Paris banhou a Torre Eiffel de luz avermelhada, organizou uma parada nos Campos Elísios que incluiu acrobatas chineses e convidou Hu para discursar no Parlamento francês, mas o grande momento aconteceu quando o presidente francês manifestou a sua oposição ao embargo europeu à venda de material militar ao país asiático.

"O embargo não corresponde de forma alguma à realidade do mundo contemporâneo", disse Jacques Chirac, em entrevista coletiva ao lado do governante chinês.

O fim do embargo nunca esteve tão próximo como em 2004, quando Chirac e o então chanceler alemão Gerard Schroeder tentaram convencer a União Européia (UE) a suspender a proibição da venda de armas, imposta após a repressão militar na praça da Paz Celestial em 1989, quando o exército chinês esmagou as manifestações pacíficas pró-democracia.

Com as alterações políticas na França e na Alemanha (Nicolas Sarkozy substituiu Chirac e Schroeder deu o lugar a Angela Merkel), o fim do embargo parece cada vez mais distante, apesar do apoio de países da UE.

No domingo, Angela Merkel inicia uma visita oficial à China. A chanceler alemã deverá manifestar mais uma vez a sua oposição à suspensão da proibição, que exige o voto unânime dos 27 países do bloco europeu.

Segundo declarações à Agência Lusa de diplomatas em Pequim e Bruxelas, que pediram o anonimato, a hipótese do fim do embargo da venda de armas é tão remota que não existe a preocupação em fazer os cálculos dos potenciais votos a favor da medida.

Suspensão do embargo

"É difícil de dizer quem está a favor ou contra. É uma questão que não tem sido discutida no grupo de trabalho das relações entre União Européia e Ásia", afirmou um diplomata de uma embaixada européia ligada à UE.

De acordo com o embaixador de um dos países da atual troika comunitária (que representa o bloco nos domínios das relações exteriores), formada por Alemanha, Portugal e Eslovênia, o mesmo acontece na capital chinesa.

"A suspensão do embargo não é um assunto que tenha estado nos últimos tempos em discussão entre os embaixadores europeus em Pequim", afirmou o diplomata.

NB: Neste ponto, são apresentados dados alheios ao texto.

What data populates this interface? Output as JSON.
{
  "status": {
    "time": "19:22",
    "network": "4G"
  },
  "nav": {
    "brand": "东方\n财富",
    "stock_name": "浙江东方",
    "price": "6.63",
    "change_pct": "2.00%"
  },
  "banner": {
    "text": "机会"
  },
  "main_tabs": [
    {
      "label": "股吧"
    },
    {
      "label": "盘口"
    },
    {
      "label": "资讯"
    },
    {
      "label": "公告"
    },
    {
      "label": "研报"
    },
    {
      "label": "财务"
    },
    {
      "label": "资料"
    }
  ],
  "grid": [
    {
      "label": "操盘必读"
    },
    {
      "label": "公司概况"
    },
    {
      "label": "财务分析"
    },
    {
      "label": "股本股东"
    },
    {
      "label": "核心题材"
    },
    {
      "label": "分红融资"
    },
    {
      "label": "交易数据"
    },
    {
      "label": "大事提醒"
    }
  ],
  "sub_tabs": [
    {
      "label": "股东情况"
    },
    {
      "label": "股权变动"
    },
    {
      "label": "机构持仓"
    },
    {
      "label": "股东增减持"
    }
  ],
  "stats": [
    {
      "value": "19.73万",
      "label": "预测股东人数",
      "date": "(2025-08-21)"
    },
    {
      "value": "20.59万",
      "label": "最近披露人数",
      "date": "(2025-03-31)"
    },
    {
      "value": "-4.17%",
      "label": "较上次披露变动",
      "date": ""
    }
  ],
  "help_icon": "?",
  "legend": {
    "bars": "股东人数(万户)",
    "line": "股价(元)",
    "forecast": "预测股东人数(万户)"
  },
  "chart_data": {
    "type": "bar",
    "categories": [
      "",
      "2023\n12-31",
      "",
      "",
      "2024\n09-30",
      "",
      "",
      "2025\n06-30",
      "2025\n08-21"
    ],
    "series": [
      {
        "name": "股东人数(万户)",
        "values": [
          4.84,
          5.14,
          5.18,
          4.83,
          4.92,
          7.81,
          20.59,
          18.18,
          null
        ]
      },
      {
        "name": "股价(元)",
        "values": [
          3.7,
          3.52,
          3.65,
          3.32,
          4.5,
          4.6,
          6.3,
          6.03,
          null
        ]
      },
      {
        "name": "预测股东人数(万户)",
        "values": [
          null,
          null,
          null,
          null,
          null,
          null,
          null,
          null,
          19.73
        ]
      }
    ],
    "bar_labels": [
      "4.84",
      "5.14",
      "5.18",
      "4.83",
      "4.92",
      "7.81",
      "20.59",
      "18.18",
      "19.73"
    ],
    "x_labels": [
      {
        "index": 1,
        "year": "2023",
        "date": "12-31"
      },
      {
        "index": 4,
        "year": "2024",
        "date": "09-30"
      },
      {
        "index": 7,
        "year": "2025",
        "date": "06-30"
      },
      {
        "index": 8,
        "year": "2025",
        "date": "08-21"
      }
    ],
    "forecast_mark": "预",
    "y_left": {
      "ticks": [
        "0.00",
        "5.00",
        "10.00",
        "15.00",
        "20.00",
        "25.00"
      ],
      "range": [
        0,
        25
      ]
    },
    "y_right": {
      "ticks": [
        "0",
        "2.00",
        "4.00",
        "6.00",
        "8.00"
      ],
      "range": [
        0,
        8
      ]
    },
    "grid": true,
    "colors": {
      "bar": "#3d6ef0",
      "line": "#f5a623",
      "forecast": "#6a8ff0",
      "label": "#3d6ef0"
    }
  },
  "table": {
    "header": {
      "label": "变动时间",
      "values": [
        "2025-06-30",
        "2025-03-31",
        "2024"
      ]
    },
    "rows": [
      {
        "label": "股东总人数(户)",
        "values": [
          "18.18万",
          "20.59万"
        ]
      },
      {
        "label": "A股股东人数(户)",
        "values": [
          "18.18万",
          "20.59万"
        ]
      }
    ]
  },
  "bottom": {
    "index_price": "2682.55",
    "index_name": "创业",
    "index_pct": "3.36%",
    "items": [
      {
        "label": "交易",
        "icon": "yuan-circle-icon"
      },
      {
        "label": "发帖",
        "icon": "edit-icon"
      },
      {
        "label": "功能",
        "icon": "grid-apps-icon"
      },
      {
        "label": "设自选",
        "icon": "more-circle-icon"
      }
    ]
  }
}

Segundo os opositores, a medida dificulta a melhoria das relações com Pequim e coloca o país ao lado de Sudão, Birmânia e Zimbábue, também sujeitos a embargos de venda de armas. Além disso, não melhora a forma como a China trata os direitos humanos.

França e Reino Unido interpretam o texto do embargo de forma tão sumária que continuam a vendendo à China tudo o que não seja material bélico letal, incluindo peças e aparelhos para a Força Aérea, radares e equipamento como sistemas de rastreio por satélite, que podem ter uso civil e militar.

Outro grupo defende que a China já melhorou de forma suficiente a defesa dos direitos humanos e lembra que o país é o maior parceiro comercial da União Européia, com um comércio bilateral que cresceu 25,3% em 2006 para os US$ 272,3 bilhões (R$ 528.2 milhões).

"O que eles querem dizer é que se a UE apoiar a China neste ponto, Pequim vai-nos recompensar com mais compras, começando por mais aviões da Airbus", disse à Agência Lusa na capital chinesa um diplomata de um país contrário à interrupção do embargo.

Posições

Holanda, Suécia e Dinamarca estão entre os países que defendem a manutenção da medida. Alemanha e Reino Unido terão de obter autorização dos respectivos parlamentos para votar a favor da suspensão.

Com os Estados Unidos opondo-se frontalmente ao fim do embargo, os países favoráveis à proibição defendem que os prejuízos na relação com Washington não compensam eventuais ganhos na relação com a China.

Por outro lado, os políticos europeus começam a perceber que Bruxelas e Pequim podem manter boas relações apesar do embargo. Em janeiro, foram iniciadas as negociações de um novo Tratado de Parceria e Cooperação que será a base da nova relação bilateral.